In a forecast released today, the bank’s chief UK economist Benjamin Nabarro said affordability concerns were "growing more deafening by the day", meaning inflation is likely to rise above the Bank of England’s forecast of 13 per cent by the end of this year.
"The question now is what policy may do to offset the impact on both inflation and the real economy," he said.
The SNP said the prediction means the UK Government must deliver a “pandemic-style level of support” to households while the Scottish Greens have called for “radical change” from Westminster.
SNP work and pensions spokesperson Kirsty Blackman said the UK Government’s response to the crisis “has been nothing short of shambolic”, adding that it is “time to act and act with haste”.
“These constant delays now mean we need to see a pandemic-style level of support delivered,” she said.
“This must include introducing an emergency budget, freezing the energy price cap, scrapping VAT on fuel, doubling energy bill support to families, and offering business energy price caps and small business energy grants.”
The Scottish Greens’ economy spokesperson Maggie Chapman called the cost-of-living crisis a “social emergency” and said that “without radical change the human cost will be brutal".
“The Tories are telling us that inflation is being caused by working people wanting the pay rises they are entitled to, yet prices are rising while wages are flatlining,” she said.
“The energy companies are making record profits while their customers are forced to choose between freezing and starving.

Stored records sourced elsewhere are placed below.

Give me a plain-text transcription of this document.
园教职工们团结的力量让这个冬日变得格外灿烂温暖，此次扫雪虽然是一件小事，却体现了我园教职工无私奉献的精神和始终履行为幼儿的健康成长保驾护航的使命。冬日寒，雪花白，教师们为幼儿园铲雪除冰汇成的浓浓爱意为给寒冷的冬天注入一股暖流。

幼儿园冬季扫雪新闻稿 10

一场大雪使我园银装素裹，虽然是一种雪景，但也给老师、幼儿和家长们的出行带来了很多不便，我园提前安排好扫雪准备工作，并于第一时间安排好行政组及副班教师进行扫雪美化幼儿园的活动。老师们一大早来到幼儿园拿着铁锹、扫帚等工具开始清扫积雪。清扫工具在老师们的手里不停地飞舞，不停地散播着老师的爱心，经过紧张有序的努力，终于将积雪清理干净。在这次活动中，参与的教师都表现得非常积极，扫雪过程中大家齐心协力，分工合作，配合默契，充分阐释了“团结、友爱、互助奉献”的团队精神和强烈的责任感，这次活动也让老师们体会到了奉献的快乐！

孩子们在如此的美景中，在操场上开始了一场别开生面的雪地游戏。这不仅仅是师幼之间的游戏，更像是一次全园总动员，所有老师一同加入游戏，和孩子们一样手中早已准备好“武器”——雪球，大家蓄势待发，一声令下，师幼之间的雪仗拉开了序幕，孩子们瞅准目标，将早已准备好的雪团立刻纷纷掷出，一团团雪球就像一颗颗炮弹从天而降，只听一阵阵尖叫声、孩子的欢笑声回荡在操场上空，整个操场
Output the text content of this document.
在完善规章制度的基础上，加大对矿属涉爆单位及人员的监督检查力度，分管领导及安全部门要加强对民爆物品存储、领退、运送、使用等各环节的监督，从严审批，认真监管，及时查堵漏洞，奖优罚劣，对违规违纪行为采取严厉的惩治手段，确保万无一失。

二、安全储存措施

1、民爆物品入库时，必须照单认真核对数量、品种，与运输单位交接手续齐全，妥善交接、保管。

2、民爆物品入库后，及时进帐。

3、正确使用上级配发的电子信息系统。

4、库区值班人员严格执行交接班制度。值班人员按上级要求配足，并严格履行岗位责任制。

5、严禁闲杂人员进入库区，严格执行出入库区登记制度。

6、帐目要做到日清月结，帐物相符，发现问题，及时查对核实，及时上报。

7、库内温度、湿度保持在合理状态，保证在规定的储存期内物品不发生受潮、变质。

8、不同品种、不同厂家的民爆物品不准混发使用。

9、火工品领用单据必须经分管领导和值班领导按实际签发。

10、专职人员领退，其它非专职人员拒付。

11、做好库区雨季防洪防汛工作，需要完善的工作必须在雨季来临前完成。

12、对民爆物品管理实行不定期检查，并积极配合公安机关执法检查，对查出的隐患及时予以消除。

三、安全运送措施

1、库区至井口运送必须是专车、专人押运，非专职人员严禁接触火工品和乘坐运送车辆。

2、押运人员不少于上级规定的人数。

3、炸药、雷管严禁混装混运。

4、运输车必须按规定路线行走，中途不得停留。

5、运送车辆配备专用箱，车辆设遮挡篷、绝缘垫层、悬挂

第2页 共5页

"That is why we are calling on the UK Government to reverse the energy cap rise that is doing so much damage, raise the minimum wage to a liveable wage and bring back the £20 Universal Credit uplift that they removed and then double it.”
Citizens Advice Scotland chief executive Derek Mitchell warned that people would “cost lives” over the winter if the government does not intervene.
“This is simply unsustainable for people who are hanging on by their fingertips right now, more big increases in prices and bills will drive people into poverty, debt and destitution,” he said.
“This cost-of-living crisis is going to cost lives without urgent and radical intervention from government on the scale of the 2020 pandemic or the 2008 financial crisis.
“People will freeze or starve unless they get help.”